US & Canada

Chuck Hagel: US must not dictate to the world

Secretary of Defense Chuck Hagel is greeted by USMC Lt General Thomas Waldheuser, who will serve as Hagels Senior Private Military Assistant, as he arrives for his first day at the Department of Defense, on 27 February 2013 in Arlington, Virginia Image copyright Getty Images
Image caption US Defence Secretary Chuck Hagel arrives at the Pentagon for his first day at work

Shortly after his swearing-in as defence secretary, Chuck Hagel has said the US should engage with the world rather than dictate to it.

Mr Hagel told Pentagon employees that the US must lead with its allies.

He made the remarks a day after the Senate approved his appointment following a bruising nomination battle.

Also on Wednesday, the Senate intelligence committee delayed a vote on whether to approve President Barack Obama's nominee for CIA director.

Mr Hagel was confirmed by a 58-41 vote after Republicans stalled his nomination, questioning his past positions on Israel and Iran and his qualification for the job.

He replaces Leon Panetta, who was confirmed unanimously in June 2011.

Use resources 'wisely'

In 15 minutes of remarks at the Pentagon, Mr Hagel called for the US to continue building strong relationships with old and new allies.

"We can't dictate to the world, but we should engage with the world," said the nation's 24th defence secretary.

He added that the US was a "force for good" and that the US military should use its resources around the globe "wisely".

The former Republican Nebraska senator arrives at the Pentagon two days before $46bn (£30bn) in across-the-board cuts are set to hit the military.

On the budget cuts, Mr Hagel thanked staff for working to figure out how to deal with the reductions.

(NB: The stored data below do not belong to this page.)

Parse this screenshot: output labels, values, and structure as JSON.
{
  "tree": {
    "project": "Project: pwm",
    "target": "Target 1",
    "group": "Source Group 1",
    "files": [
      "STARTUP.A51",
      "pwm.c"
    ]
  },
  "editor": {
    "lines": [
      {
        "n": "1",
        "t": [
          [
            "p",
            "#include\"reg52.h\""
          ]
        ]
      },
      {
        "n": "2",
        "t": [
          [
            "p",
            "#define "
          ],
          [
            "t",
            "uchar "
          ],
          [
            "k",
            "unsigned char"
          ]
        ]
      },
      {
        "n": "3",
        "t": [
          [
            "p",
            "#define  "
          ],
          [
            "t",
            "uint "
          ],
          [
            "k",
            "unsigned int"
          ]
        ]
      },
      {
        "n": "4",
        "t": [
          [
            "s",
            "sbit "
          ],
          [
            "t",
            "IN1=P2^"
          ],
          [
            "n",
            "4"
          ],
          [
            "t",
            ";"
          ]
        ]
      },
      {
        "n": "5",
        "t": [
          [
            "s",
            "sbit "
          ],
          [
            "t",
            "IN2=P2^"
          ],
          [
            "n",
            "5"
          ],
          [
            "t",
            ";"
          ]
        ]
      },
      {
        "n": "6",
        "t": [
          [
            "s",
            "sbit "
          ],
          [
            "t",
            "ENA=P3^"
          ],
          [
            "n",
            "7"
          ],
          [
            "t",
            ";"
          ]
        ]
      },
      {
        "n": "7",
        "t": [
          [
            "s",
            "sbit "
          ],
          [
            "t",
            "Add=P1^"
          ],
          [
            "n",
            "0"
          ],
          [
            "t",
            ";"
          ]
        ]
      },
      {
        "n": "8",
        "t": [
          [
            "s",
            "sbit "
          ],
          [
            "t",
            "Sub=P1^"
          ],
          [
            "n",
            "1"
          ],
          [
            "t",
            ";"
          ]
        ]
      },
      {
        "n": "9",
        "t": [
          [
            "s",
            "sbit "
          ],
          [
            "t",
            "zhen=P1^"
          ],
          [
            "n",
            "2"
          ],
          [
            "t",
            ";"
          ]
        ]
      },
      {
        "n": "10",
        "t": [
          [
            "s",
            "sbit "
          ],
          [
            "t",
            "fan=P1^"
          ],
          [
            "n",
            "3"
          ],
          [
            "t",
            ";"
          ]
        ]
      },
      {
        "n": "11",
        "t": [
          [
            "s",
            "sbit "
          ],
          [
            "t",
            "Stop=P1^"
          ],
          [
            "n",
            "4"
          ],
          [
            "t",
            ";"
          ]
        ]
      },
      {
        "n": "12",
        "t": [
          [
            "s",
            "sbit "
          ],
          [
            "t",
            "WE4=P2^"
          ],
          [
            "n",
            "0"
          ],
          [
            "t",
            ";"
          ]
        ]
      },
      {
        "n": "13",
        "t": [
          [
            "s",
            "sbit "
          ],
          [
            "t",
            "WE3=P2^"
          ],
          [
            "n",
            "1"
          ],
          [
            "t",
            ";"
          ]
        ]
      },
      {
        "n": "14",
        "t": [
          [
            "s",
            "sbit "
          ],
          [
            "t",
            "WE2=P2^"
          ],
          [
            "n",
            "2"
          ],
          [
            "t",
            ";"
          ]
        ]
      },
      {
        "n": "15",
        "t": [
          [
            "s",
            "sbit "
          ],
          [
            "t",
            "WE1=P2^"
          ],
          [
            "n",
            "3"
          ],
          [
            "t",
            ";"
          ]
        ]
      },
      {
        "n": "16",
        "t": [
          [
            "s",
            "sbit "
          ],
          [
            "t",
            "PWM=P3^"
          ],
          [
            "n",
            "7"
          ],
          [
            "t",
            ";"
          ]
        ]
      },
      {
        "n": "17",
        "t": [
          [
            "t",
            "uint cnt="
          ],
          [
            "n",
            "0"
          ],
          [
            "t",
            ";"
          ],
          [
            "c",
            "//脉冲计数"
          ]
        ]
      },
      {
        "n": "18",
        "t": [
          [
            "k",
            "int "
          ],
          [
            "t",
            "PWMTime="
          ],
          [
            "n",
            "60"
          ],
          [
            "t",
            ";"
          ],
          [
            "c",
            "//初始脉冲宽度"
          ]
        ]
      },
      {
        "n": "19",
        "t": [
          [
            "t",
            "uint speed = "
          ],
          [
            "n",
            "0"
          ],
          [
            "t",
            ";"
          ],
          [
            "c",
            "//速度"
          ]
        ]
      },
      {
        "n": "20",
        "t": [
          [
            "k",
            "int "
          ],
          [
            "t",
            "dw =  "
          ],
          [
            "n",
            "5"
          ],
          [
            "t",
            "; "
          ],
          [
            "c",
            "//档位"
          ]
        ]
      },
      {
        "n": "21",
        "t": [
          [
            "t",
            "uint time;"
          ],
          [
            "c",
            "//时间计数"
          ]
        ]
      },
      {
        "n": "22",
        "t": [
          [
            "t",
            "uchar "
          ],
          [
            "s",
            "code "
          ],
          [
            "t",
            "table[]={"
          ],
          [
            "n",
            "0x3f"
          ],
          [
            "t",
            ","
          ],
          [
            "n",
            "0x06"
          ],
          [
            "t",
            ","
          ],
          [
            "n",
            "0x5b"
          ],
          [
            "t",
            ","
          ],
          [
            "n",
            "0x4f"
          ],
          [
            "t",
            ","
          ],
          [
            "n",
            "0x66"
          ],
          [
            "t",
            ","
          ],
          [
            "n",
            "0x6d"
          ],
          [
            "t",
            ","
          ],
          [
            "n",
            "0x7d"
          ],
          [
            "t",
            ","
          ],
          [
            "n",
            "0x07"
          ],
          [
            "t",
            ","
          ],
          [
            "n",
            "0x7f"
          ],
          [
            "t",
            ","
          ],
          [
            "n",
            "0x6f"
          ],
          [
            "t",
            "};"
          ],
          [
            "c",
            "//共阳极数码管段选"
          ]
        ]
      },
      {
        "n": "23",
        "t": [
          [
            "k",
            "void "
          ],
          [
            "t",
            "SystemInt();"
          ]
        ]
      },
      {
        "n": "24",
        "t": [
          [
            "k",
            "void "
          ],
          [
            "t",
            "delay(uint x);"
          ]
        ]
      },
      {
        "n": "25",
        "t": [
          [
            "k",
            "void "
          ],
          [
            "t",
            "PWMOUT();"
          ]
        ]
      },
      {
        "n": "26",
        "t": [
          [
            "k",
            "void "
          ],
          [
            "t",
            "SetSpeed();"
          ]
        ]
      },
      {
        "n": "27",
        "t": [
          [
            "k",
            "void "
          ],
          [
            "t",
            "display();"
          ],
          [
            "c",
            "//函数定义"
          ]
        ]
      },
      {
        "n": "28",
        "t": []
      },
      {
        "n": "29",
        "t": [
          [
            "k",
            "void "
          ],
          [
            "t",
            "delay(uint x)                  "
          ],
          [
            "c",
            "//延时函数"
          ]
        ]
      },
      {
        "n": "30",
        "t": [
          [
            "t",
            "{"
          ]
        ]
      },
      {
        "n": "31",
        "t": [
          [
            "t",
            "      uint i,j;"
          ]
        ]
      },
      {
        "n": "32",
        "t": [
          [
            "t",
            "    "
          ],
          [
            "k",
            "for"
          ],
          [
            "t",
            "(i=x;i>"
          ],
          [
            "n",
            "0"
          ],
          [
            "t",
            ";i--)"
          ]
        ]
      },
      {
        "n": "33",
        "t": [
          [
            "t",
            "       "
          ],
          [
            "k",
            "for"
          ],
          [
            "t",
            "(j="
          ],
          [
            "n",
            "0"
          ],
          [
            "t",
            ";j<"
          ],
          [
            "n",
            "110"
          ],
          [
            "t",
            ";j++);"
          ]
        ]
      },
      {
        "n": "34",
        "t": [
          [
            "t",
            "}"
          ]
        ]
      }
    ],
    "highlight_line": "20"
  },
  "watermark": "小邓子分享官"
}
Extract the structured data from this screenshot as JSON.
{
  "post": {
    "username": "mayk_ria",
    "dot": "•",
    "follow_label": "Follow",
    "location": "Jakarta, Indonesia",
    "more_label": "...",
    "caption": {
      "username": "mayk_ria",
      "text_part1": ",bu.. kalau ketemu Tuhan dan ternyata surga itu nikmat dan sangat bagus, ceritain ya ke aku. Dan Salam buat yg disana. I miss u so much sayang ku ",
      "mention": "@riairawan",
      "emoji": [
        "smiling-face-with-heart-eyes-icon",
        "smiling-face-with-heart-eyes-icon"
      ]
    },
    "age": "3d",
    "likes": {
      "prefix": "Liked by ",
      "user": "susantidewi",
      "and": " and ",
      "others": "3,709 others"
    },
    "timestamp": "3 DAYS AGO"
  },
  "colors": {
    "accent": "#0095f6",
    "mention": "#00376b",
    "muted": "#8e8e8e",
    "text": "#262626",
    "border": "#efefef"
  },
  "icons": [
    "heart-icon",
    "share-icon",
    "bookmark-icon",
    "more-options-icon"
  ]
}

But he said the real danger was the "uncertainty of planning, the uncertainty of commitment".

The new defence secretary also said he was committed to making sure that both US troops and civilian workers were treated fairly and equitably.

Two weeks ago, Republicans delayed a vote on Mr Hagel's confirmation.

But they dropped the filibuster stalling tactic, the first time it had ever been used to delay confirmation of a defence secretary, on Tuesday after a week-long recess.

President Barack Obama's Democratic Party holds a 55-45 edge in the chamber, and Mr Hagel ultimately only needed 50 votes to be confirmed in the final vote.

Republican Senators Thad Cochran, Rand Paul, Richard Shelby and Mike Johanns voted in favour of Mr Hagel's appointment.

Also on Wednesday, the Senate intelligence committee delayed a vote on White House counter-terrorism adviser John Brennan, whom Mr Obama has nominated as the next director of the CIA.

The panel's top-ranking Republican, Senator Saxby Chambliss, said a vote would be rescheduled for Tuesday but did not explain why it had been delayed.

Meanwhile, some Democrats have expressed concern over the government's use of unmanned drones to carry out "targeted killings", and have suggested a vote on Mr Brennan should be delayed until the committee can review certain secret documents relating to the programme.